WebApp Sec mailing list archives

Re: Fixing XSS Vulns


From: Tim <tim-security () sentinelchicken org>
Date: Sat, 13 Aug 2005 09:50:46 -0400

To my way of thinking, you ultimately can't get out of taking data at
all input borders and immediately decoding to the application's
internal representation, then only encoding just before crossing
output borders, and *only* doing the appropriate encoding for the
needed representation for the output, and then ensuring that each
distinct component does this properly.  One implication for design
might be to keep all "cross-border" transactions as centralized as
possible, but I don't know how easy this can be done in practice.  Not
sure if this paragraph makes sense, so I apologize ahead of time.

I think this is dead on.  In the broad sense of preventing all types of
injection attacks (whether it be XSS, SQL injection, shell injection,
HTTP Response Splitting, mail header injection, etc) this is how you
have to think about coding your applications.

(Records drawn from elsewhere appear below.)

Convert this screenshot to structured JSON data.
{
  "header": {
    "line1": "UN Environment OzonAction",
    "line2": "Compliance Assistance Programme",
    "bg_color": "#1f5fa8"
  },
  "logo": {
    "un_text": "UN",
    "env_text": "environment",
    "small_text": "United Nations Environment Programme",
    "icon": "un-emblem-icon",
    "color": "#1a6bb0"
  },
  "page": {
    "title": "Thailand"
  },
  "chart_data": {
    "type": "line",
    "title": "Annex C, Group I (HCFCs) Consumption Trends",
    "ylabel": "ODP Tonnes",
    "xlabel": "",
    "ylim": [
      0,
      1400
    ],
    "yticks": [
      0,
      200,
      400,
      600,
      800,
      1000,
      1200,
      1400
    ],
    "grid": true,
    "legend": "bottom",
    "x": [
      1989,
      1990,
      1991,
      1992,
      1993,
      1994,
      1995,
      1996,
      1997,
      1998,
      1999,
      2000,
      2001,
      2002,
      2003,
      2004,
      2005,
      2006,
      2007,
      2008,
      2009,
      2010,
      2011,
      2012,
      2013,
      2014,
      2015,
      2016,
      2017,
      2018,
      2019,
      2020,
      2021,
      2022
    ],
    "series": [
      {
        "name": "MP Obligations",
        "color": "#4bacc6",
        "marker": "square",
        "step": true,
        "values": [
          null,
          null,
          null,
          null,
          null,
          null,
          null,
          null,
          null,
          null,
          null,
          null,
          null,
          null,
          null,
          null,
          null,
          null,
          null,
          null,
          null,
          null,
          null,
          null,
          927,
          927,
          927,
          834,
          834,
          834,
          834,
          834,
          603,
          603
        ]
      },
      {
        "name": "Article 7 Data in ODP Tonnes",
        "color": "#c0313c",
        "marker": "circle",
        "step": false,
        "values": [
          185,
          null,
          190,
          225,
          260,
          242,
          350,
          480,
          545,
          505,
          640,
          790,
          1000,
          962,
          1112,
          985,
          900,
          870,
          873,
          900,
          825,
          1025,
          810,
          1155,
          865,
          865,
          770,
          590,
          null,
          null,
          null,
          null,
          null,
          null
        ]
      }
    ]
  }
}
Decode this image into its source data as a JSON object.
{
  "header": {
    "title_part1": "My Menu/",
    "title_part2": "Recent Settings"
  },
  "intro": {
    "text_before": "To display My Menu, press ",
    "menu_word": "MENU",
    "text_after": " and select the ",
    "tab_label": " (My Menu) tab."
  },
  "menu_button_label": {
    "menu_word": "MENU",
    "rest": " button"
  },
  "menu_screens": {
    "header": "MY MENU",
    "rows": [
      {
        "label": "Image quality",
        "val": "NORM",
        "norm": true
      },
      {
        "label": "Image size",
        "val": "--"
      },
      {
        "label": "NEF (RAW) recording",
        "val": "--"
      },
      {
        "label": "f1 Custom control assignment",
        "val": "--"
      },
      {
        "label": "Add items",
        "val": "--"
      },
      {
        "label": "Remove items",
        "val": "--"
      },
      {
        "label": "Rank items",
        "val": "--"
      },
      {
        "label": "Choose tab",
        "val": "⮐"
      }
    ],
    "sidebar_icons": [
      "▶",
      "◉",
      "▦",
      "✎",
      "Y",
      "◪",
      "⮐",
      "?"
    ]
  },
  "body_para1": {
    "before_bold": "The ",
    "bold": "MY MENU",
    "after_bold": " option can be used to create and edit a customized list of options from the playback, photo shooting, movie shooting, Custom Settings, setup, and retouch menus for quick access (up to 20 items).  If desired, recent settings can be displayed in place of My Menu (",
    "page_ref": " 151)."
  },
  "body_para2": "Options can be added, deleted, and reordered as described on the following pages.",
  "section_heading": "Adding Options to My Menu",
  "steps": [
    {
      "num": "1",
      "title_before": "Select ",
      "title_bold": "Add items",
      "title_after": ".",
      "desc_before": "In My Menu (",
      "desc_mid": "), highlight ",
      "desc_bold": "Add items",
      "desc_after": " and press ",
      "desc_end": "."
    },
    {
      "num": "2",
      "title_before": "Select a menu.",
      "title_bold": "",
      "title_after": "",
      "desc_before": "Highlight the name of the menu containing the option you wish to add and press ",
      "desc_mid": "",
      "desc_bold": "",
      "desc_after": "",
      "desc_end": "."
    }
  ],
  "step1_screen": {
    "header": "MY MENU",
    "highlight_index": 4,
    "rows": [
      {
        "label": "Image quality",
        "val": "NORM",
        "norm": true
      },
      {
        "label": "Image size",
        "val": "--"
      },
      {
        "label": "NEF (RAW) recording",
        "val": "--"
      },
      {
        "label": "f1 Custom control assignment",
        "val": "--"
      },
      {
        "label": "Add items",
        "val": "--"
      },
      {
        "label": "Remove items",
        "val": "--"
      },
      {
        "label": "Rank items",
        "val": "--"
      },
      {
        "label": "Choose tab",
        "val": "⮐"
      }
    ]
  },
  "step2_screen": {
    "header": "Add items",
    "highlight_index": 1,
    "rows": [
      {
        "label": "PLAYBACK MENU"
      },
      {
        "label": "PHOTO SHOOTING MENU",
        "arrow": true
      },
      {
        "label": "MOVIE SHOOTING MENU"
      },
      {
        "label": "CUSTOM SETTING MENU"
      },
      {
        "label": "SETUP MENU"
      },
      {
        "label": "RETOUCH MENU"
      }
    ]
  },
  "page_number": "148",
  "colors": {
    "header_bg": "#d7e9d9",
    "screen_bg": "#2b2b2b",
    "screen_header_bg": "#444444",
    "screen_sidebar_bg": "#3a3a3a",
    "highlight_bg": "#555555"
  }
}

I firmly believe that this approach to encoding/decoding should come
first, and then when you can, validate input from users as much as you
can.  Why not focus on validation first?  Because some data *you just
can't validate*.  Sometimes special characters just have to be allowed
into an application, based on functional requirements.  You shouldn't
pit your security controls against your functional requirements, because
you know security will always lose that battle.

Not to say validation isn't bad.  You should always validate based on
your datatypes, but sometimes those datatypes will be blobs, and all
you can do then is quote/encode/escape.